Classes	Antibiotics	Breakpoints for resistant (mg/L)	MICs (mg/L)	Phenotype	Resistance mechanisms	Inside of MGEs
β-lactam	Penicillin	≥1	2	R	87.33% identity of PBP2X to P1/7
	Amoxicillin	>2	≤0.0625
	Cefotaxime	≥8	0.5
Rifamycins	Rifampin	>0.5	≤0.0625
Glycopeptide	Vancomycin	>1	1
Oxazolidinone	Linezolid	>2	2
Fluoroquinolones	Enrofloxacin	≥2	1
Amphenicols	Chloramphenicol	≥16	4
	Florfenicol	≥8	4
Lincosamides	Lincomycin	≥1	>256	R	erm(B)	No.19 GI
	Clindamycin	≥1	>256	R	erm(B)	No.19 GI
Aminoglycosides	Gentamycin	≥16	4
	Spectinomycin	≥128	32
Macrolides	Tilmicosin	≥32	>256	R	erm(B)	No.19 GI
	Tulathromycin	≥64	>256	R	erm(B)	No.19 GI
	Erythromycin	≥1	>256	R	erm(B)	No.19 GI
	Azithromycin	≥2	>256	R	erm(B)	No.19 GI
Tetracyclines	Doxycycline	≥2	32	R	tet(O)	No.20 GI
Polypeptide	Bacitracin	-	>256	R	BceB/A, BceS/R, sstFEG	ICEWUSS351

MGEs, Mobile genetic elements; GI, genomic island; R, resistance.

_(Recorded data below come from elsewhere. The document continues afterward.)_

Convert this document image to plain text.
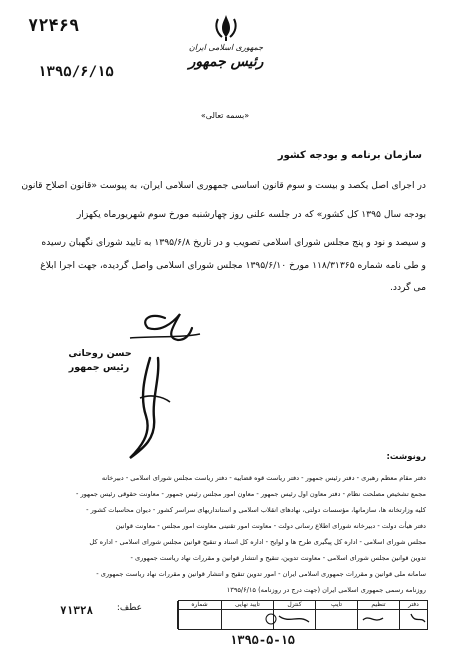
۷۲۴۶۹
۱۳۹۵/۶/۱۵
جمهوری اسلامی ایران
رئیس جمهور
«بسمه تعالی»
سازمان برنامه و بودجه کشور
در اجرای اصل یکصد و بیست و سوم قانون اساسی جمهوری اسلامی ایران، به پیوست «قانون اصلاح قانون
بودجه سال ۱۳۹۵ کل کشور» که در جلسه علنی روز چهارشنبه مورخ سوم شهریورماه یکهزار
و سیصد و نود و پنج مجلس شورای اسلامی تصویب و در تاریخ ۱۳۹۵/۶/۸ به تایید شورای نگهبان رسیده
و طی نامه شماره ۱۱۸/۳۱۳۶۵ مورخ ۱۳۹۵/۶/۱۰ مجلس شورای اسلامی واصل گردیده، جهت اجرا ابلاغ
می گردد.
حسن روحانی
رئیس جمهور
رونوشت:
دفتر مقام معظم رهبری - دفتر رئیس جمهور - دفتر ریاست قوه قضاییه - دفتر ریاست مجلس شورای اسلامی - دبیرخانه
مجمع تشخیص مصلحت نظام - دفتر معاون اول رئیس جمهور - معاون امور مجلس رئیس جمهور - معاونت حقوقی رئیس جمهور -
کلیه وزارتخانه ها، سازمانها، مؤسسات دولتی، نهادهای انقلاب اسلامی و استانداریهای سراسر کشور - دیوان محاسبات کشور -
دفتر هیأت دولت - دبیرخانه شورای اطلاع رسانی دولت - معاونت امور تقنینی معاونت امور مجلس - معاونت قوانین
مجلس شورای اسلامی - اداره کل پیگیری طرح ها و لوایح - اداره کل اسناد و تنقیح قوانین مجلس شورای اسلامی - اداره کل
تدوین قوانین مجلس شورای اسلامی - معاونت تدوین، تنقیح و انتشار قوانین و مقررات نهاد ریاست جمهوری -
سامانه ملی قوانین و مقررات جمهوری اسلامی ایران - امور تدوین تنقیح و انتشار قوانین و مقررات نهاد ریاست جمهوری -
روزنامه رسمی جمهوری اسلامی ایران (جهت درج در روزنامه) ۱۳۹۵/۶/۱۵
۷۱۳۲۸	عطف:	دفتر
تنظیم
تایپ
کنترل
تایید نهایی
شماره
۱۳۹۵-۵-۱۵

Figure 2. Comparative genome analysis. (a) The genetic distance among S. suis strains was calculated using the OrthoANIu algorithm. Based on the distance data, Neighbor-Joining method was used to construct the phylogenetic tree. S. pneumoniae strain TIGR4 was used as an out-group. (b) The Mauve software was used to align 52 S. suis genomes, and the Circos software was used to display comparison results. To better present the comparative genome analysis results, strain WUSS351 and representative strains from different branches of the phylogenetic tree shown in Figure 2a were selected. A 25 kb genomic island was predicted in the genome of strain WUSS351 but not in the other 51 S. suis strains.

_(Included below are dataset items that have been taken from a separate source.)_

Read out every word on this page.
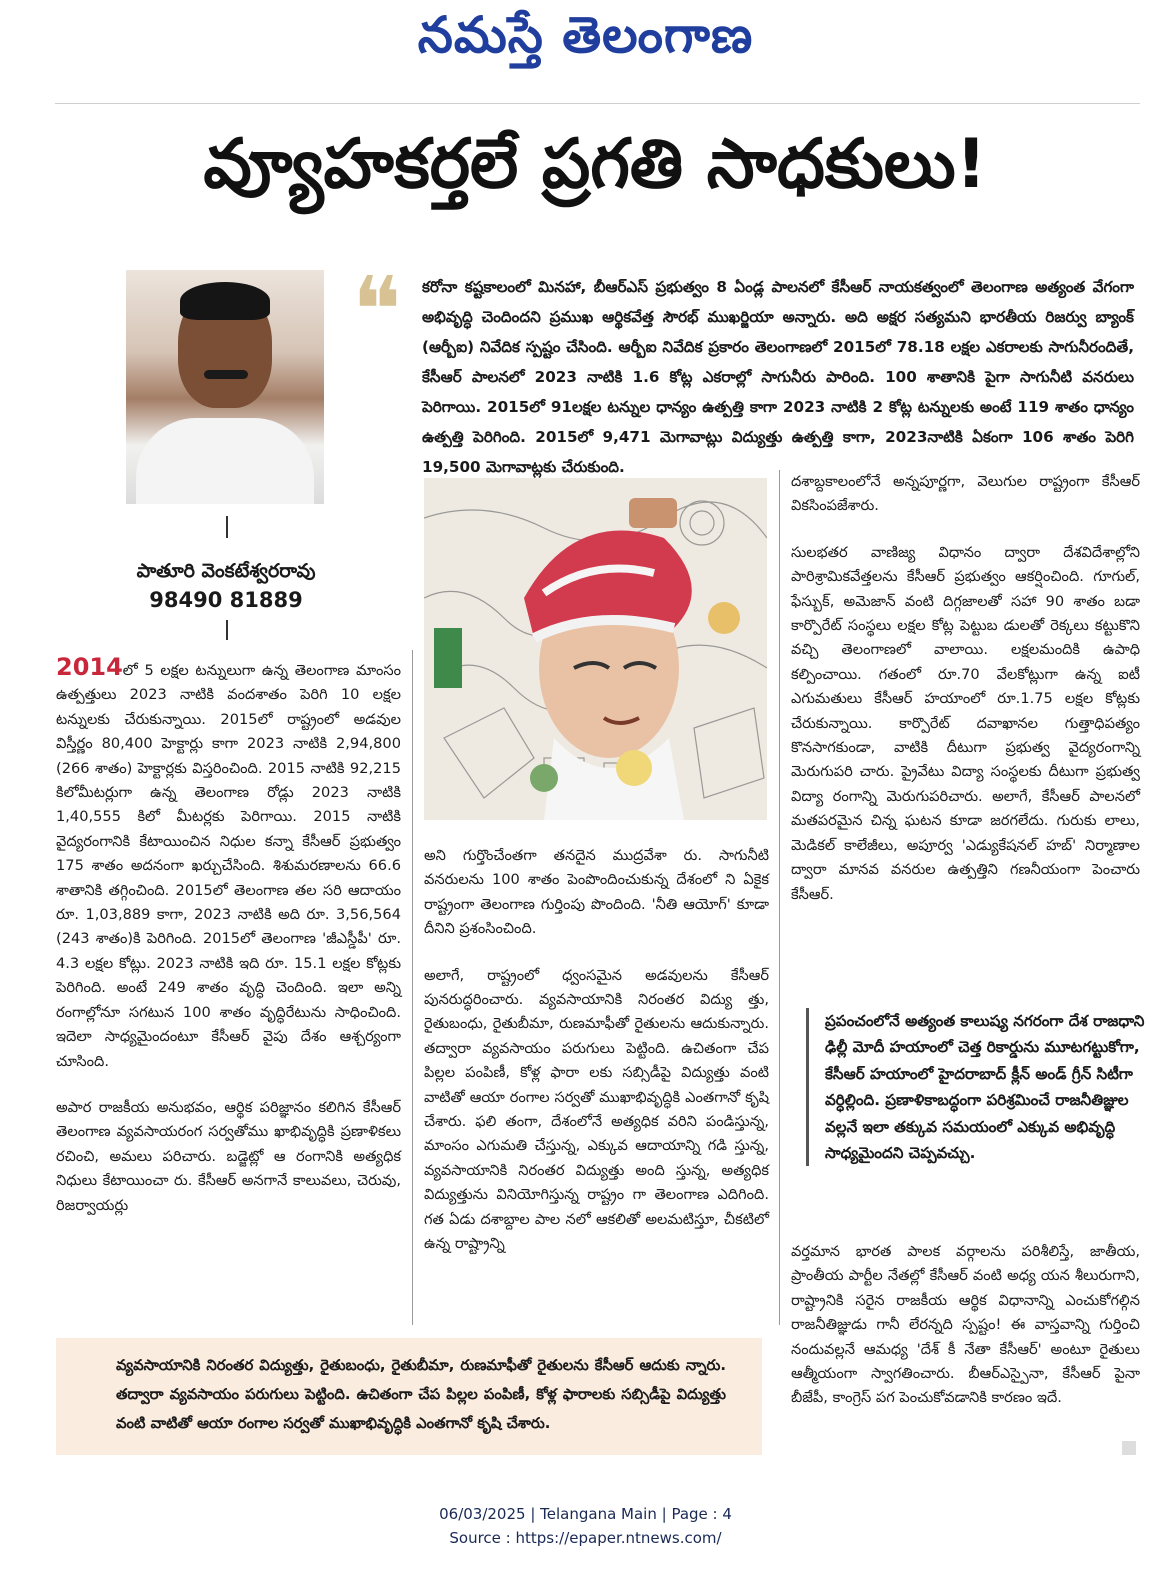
నమస్తే తెలంగాణ
వ్యూహకర్తలే ప్రగతి సాధకులు!
పాతూరి వెంకటేశ్వరరావు
98490 81889
❝ కరోనా కష్టకాలంలో మినహా, బీఆర్ఎస్ ప్రభుత్వం 8 ఏండ్ల పాలనలో కేసీఆర్ నాయకత్వంలో తెలంగాణ అత్యంత వేగంగా అభివృద్ధి చెందిందని ప్రముఖ ఆర్థికవేత్త సౌరభ్ ముఖర్జియా అన్నారు. అది అక్షర సత్యమని భారతీయ రిజర్వు బ్యాంక్ (ఆర్బీఐ) నివేదిక స్పష్టం చేసింది. ఆర్బీఐ నివేదిక ప్రకారం తెలంగాణలో 2015లో 78.18 లక్షల ఎకరాలకు సాగునీరందితే, కేసీఆర్ పాలనలో 2023 నాటికి 1.6 కోట్ల ఎకరాల్లో సాగునీరు పారింది. 100 శాతానికి పైగా సాగునీటి వనరులు పెరిగాయి. 2015లో 91లక్షల టన్నుల ధాన్యం ఉత్పత్తి కాగా 2023 నాటికి 2 కోట్ల టన్నులకు అంటే 119 శాతం ధాన్యం ఉత్పత్తి పెరిగింది. 2015లో 9,471 మెగావాట్లు విద్యుత్తు ఉత్పత్తి కాగా, 2023నాటికి ఏకంగా 106 శాతం పెరిగి 19,500 మెగావాట్లకు చేరుకుంది.

2014లో 5 లక్షల టన్నులుగా ఉన్న తెలంగాణ మాంసం ఉత్పత్తులు 2023 నాటికి వందశాతం పెరిగి 10 లక్షల టన్నులకు చేరుకున్నాయి. 2015లో రాష్ట్రంలో అడవుల విస్తీర్ణం 80,400 హెక్టార్లు కాగా 2023 నాటికి 2,94,800 (266 శాతం) హెక్టార్లకు విస్తరించింది. 2015 నాటికి 92,215 కిలోమీటర్లుగా ఉన్న తెలంగాణ రోడ్లు 2023 నాటికి 1,40,555 కిలో మీటర్లకు పెరిగాయి. 2015 నాటికి వైద్యరంగానికి కేటాయించిన నిధుల కన్నా కేసీఆర్ ప్రభుత్వం 175 శాతం అదనంగా ఖర్చుచేసింది. శిశుమరణాలను 66.6 శాతానికి తగ్గించింది. 2015లో తెలంగాణ తల సరి ఆదాయం రూ. 1,03,889 కాగా, 2023 నాటికి అది రూ. 3,56,564 (243 శాతం)కి పెరిగింది. 2015లో తెలంగాణ 'జీఎస్డీపీ' రూ. 4.3 లక్షల కోట్లు. 2023 నాటికి ఇది రూ. 15.1 లక్షల కోట్లకు పెరిగింది. అంటే 249 శాతం వృద్ధి చెందింది. ఇలా అన్ని రంగాల్లోనూ సగటున 100 శాతం వృద్ధిరేటును సాధించింది. ఇదెలా సాధ్యమైందంటూ కేసీఆర్ వైపు దేశం ఆశ్చర్యంగా చూసింది.

అపార రాజకీయ అనుభవం, ఆర్థిక పరిజ్ఞానం కలిగిన కేసీఆర్ తెలంగాణ వ్యవసాయరంగ సర్వతోము ఖాభివృద్ధికి ప్రణాళికలు రచించి, అమలు పరిచారు. బడ్జెట్లో ఆ రంగానికి అత్యధిక నిధులు కేటాయించా రు. కేసీఆర్ అనగానే కాలువలు, చెరువు, రిజర్వాయర్లు

అని గుర్తొంచేంతగా తనదైన ముద్రవేశా రు. సాగునీటి వనరులను 100 శాతం పెంపొందించుకున్న దేశంలో ని ఏకైక రాష్ట్రంగా తెలంగాణ గుర్తింపు పొందింది. 'నీతి ఆయోగ్' కూడా దీనిని ప్రశంసించింది.

అలాగే, రాష్ట్రంలో ధ్వంసమైన అడవులను కేసీఆర్ పునరుద్ధరించారు. వ్యవసాయానికి నిరంతర విద్యు త్తు, రైతుబంధు, రైతుబీమా, రుణమాఫీతో రైతులను ఆదుకున్నారు. తద్వారా వ్యవసాయం పరుగులు పెట్టింది. ఉచితంగా చేప పిల్లల పంపిణీ, కోళ్ల ఫారా లకు సబ్సిడీపై విద్యుత్తు వంటి వాటితో ఆయా రంగాల సర్వతో ముఖాభివృద్ధికి ఎంతగానో కృషి చేశారు. ఫలి తంగా, దేశంలోనే అత్యధిక వరిని పండిస్తున్న, మాంసం ఎగుమతి చేస్తున్న, ఎక్కువ ఆదాయాన్ని గడి స్తున్న, వ్యవసాయానికి నిరంతర విద్యుత్తు అంది స్తున్న, అత్యధిక విద్యుత్తును వినియోగిస్తున్న రాష్ట్రం గా తెలంగాణ ఎదిగింది. గత ఏడు దశాబ్దాల పాల నలో ఆకలితో అలమటిస్తూ, చీకటిలో ఉన్న రాష్ట్రాన్ని

దశాబ్దకాలంలోనే అన్నపూర్ణగా, వెలుగుల రాష్ట్రంగా కేసీఆర్ వికసింపజేశారు.

సులభతర వాణిజ్య విధానం ద్వారా దేశవిదేశాల్లోని పారిశ్రామికవేత్తలను కేసీఆర్ ప్రభుత్వం ఆకర్షించింది. గూగుల్, ఫేస్బుక్, అమెజాన్ వంటి దిగ్గజాలతో సహా 90 శాతం బడా కార్పొరేట్ సంస్థలు లక్షల కోట్ల పెట్టుబ డులతో రెక్కలు కట్టుకొని వచ్చి తెలంగాణలో వాలాయి. లక్షలమందికి ఉపాధి కల్పించాయి. గతంలో రూ.70 వేలకోట్లుగా ఉన్న ఐటీ ఎగుమతులు కేసీఆర్ హయాంలో రూ.1.75 లక్షల కోట్లకు చేరుకున్నాయి. కార్పొరేట్ దవాఖానల గుత్తాధిపత్యం కొనసాగకుండా, వాటికి దీటుగా ప్రభుత్వ వైద్యరంగాన్ని మెరుగుపరి చారు. ప్రైవేటు విద్యా సంస్థలకు దీటుగా ప్రభుత్వ విద్యా రంగాన్ని మెరుగుపరిచారు. అలాగే, కేసీఆర్ పాలనలో మతపరమైన చిన్న ఘటన కూడా జరగలేదు. గురుకు లాలు, మెడికల్ కాలేజీలు, అపూర్వ 'ఎడ్యుకేషనల్ హబ్' నిర్మాణాల ద్వారా మానవ వనరుల ఉత్పత్తిని గణనీయంగా పెంచారు కేసీఆర్.

ప్రపంచంలోనే అత్యంత కాలుష్య నగరంగా దేశ రాజధాని ఢిల్లీ మోదీ హయాంలో చెత్త రికార్డును మూటగట్టుకోగా, కేసీఆర్ హయాంలో హైదరాబాద్ క్లీన్ అండ్ గ్రీన్ సిటీగా వర్ధిల్లింది. ప్రణాళికాబద్ధంగా పరిశ్రమించే రాజనీతిజ్ఞుల వల్లనే ఇలా తక్కువ సమయంలో ఎక్కువ అభివృద్ధి సాధ్యమైందని చెప్పవచ్చు.

వర్తమాన భారత పాలక వర్గాలను పరిశీలిస్తే, జాతీయ, ప్రాంతీయ పార్టీల నేతల్లో కేసీఆర్ వంటి అధ్య యన శీలురుగాని, రాష్ట్రానికి సరైన రాజకీయ ఆర్థిక విధానాన్ని ఎంచుకోగల్గిన రాజనీతిజ్ఞుడు గానీ లేరన్నది స్పష్టం! ఈ వాస్తవాన్ని గుర్తించి నందువల్లనే ఆమధ్య 'దేశ్ కీ నేతా కేసీఆర్' అంటూ రైతులు ఆత్మీయంగా స్వాగతించారు. బీఆర్ఎస్పైనా, కేసీఆర్ పైనా బీజేపీ, కాంగ్రెస్ పగ పెంచుకోవడానికి కారణం ఇదే.

వ్యవసాయానికి నిరంతర విద్యుత్తు, రైతుబంధు, రైతుబీమా, రుణమాఫీతో రైతులను కేసీఆర్ ఆదుకు న్నారు. తద్వారా వ్యవసాయం పరుగులు పెట్టింది. ఉచితంగా చేప పిల్లల పంపిణీ, కోళ్ల ఫారాలకు సబ్సిడీపై విద్యుత్తు వంటి వాటితో ఆయా రంగాల సర్వతో ముఖాభివృద్ధికి ఎంతగానో కృషి చేశారు.
06/03/2025 | Telangana Main | Page : 4
Source : https://epaper.ntnews.com/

Figure 3. The T7SS of strain WUSS351. (a) Comparison of the sequence of the T7SS clusters between strains WUSS351 and GZ0565. (b) Results of competition experiments performed with WUSS351 or ΔT7SS as attacker strains and ΔT7SS as the prey strain. The number of the final prey cells was determined at 8, 18, and 32 h by serially diluting cultures onto LB+Spc agar plates. (c) Results of competition experiments performed with WUSS351 or ΔT7SS as attacker strains and S. suis strain P1/7-Rif as the prey strain. The number of the final prey cells was determined at 6, 8, and 10 h by serially diluting cultures onto LB+Rif agar plates. The data in the graphs represent the means ± SEM, and asterisks indicate pairs of significantly different values (n = 3, *** indicates p <0.001, * indicates p <0.05, two-tailed unpaired t test).

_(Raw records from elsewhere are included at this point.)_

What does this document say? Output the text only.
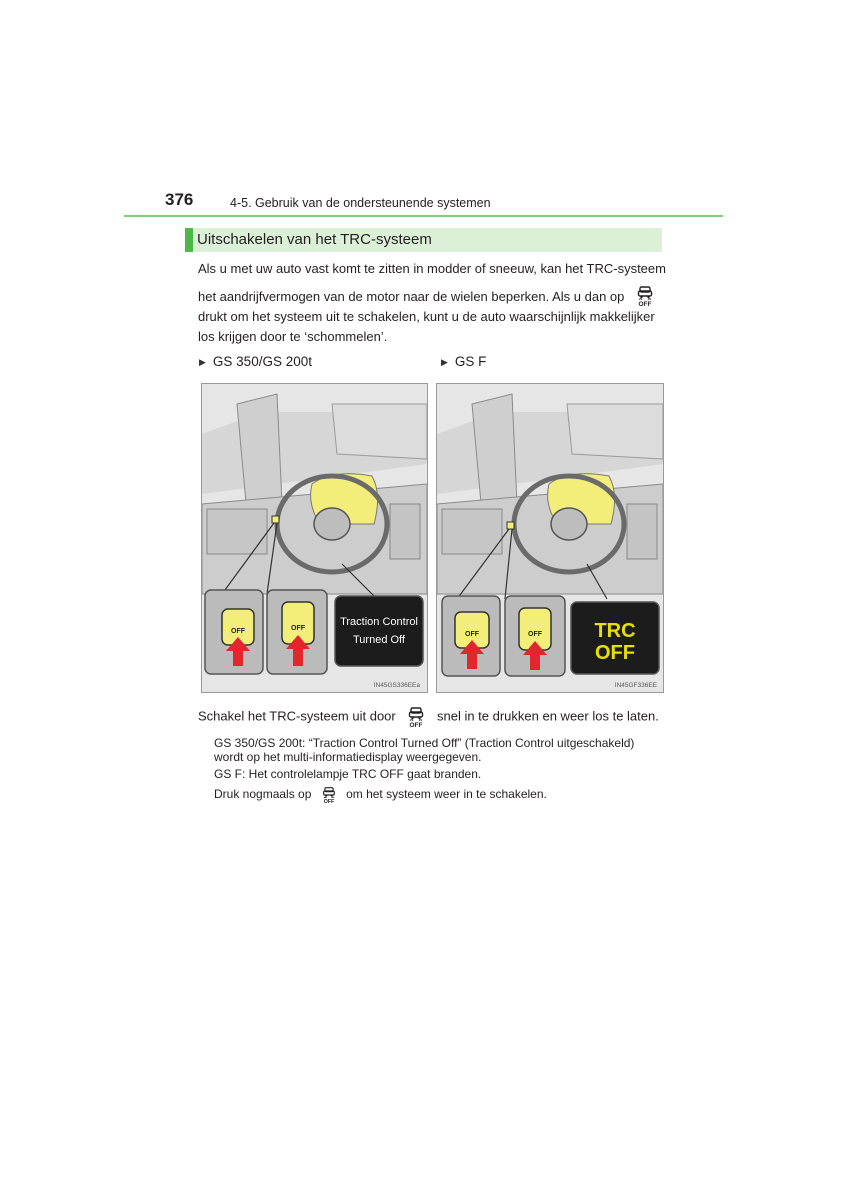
376	4-5. Gebruik van de ondersteunende systemen
Uitschakelen van het TRC-systeem
Als u met uw auto vast komt te zitten in modder of sneeuw, kan het TRC-systeem
het aandrijfvermogen van de motor naar de wielen beperken. Als u dan op
OFF
drukt om het systeem uit te schakelen, kunt u de auto waarschijnlijk makkelijker
los krijgen door te ‘schommelen’.
▶ GS 350/GS 200t	▶ GS F
OFF	OFF
Traction Control
Turned Off
IN45GS336EEa
OFF	OFF	TRC
OFF
IN45GF336EE
Schakel het TRC-systeem uit door
OFF
snel in te drukken en weer los te laten.
GS 350/GS 200t: “Traction Control Turned Off” (Traction Control uitgeschakeld)
wordt op het multi-informatiedisplay weergegeven.
GS F: Het controlelampje TRC OFF gaat branden.
Druk nogmaals op
OFF
om het systeem weer in te schakelen.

Figure 4. Lcn351 targets B. subtilis and S. suis. (a) The genetic organization of the lactococcin cluster (blue) and Lcn351 (yellow) in strain WUSS351. (b) The secreted proteins extracted from strain WUSS351 expressing Lcn351 fused with a SPA tag from its own promoter of the cluster (pSET2-lcn351) or control plasmid pSET2 were probed with FLAG or GroEL antibodies. (c) Alignment of the amino acid sequences of Lcn972 family bacteriocins: SP_0109 of S. pneumoniae strain TIGR4, SAP019 of S. aureus strain N315, Lcn972 of L. lactis strain IPLA 972, K710_0693 of S. iniae strain SF, and Lmo2776 of L. monocytogenes strain EGD-e. (d) The relative growth rate of different bacteria calculated after 6 h of incubation with supernatants of WT or Δlcn351. The relative growth rate of B. subtilis 1.460 (e) and S. suis P1/7 (f) after 6 h of incubation in the presence of Lcn351 peptide (10 or 20 mg/mL) or H₂O; the relative growth rate was compared with Lcn351 group. The graph shows the means ± SEM; asterisks indicate pairs of significantly different values (n = 3, ** indicates p <0.01, * indicates p <0.05, ns indicates not significant, two-tailed unpaired t test).

Figure 5. Lcn351 targets S. suis in pig tonsils microbiota. (a) A schematic diagram of the culture-independent and culture-dependent pig tonsillar microbiome analysis. Please refer to the Materials and methods section for the detailed protocols. (b) The relative abundance of species in the culture-independent and culture-dependent communities of pig tonsils. (c) The relative abundance of S. suis in the culture-dependent community of pig tonsils. The data in the graphs represent the means ± SEM, and asterisks indicate pairs of significantly different values (n = 4, * indicates p < 0.05, two-tailed unpaired t test).

Data availability statement

The complete genome sequence of strain WUSS351 was deposited in GenBank and received the accession number NZ_CP039462.1. The data supporting this study’s findings are available from the corresponding author upon reasonable request.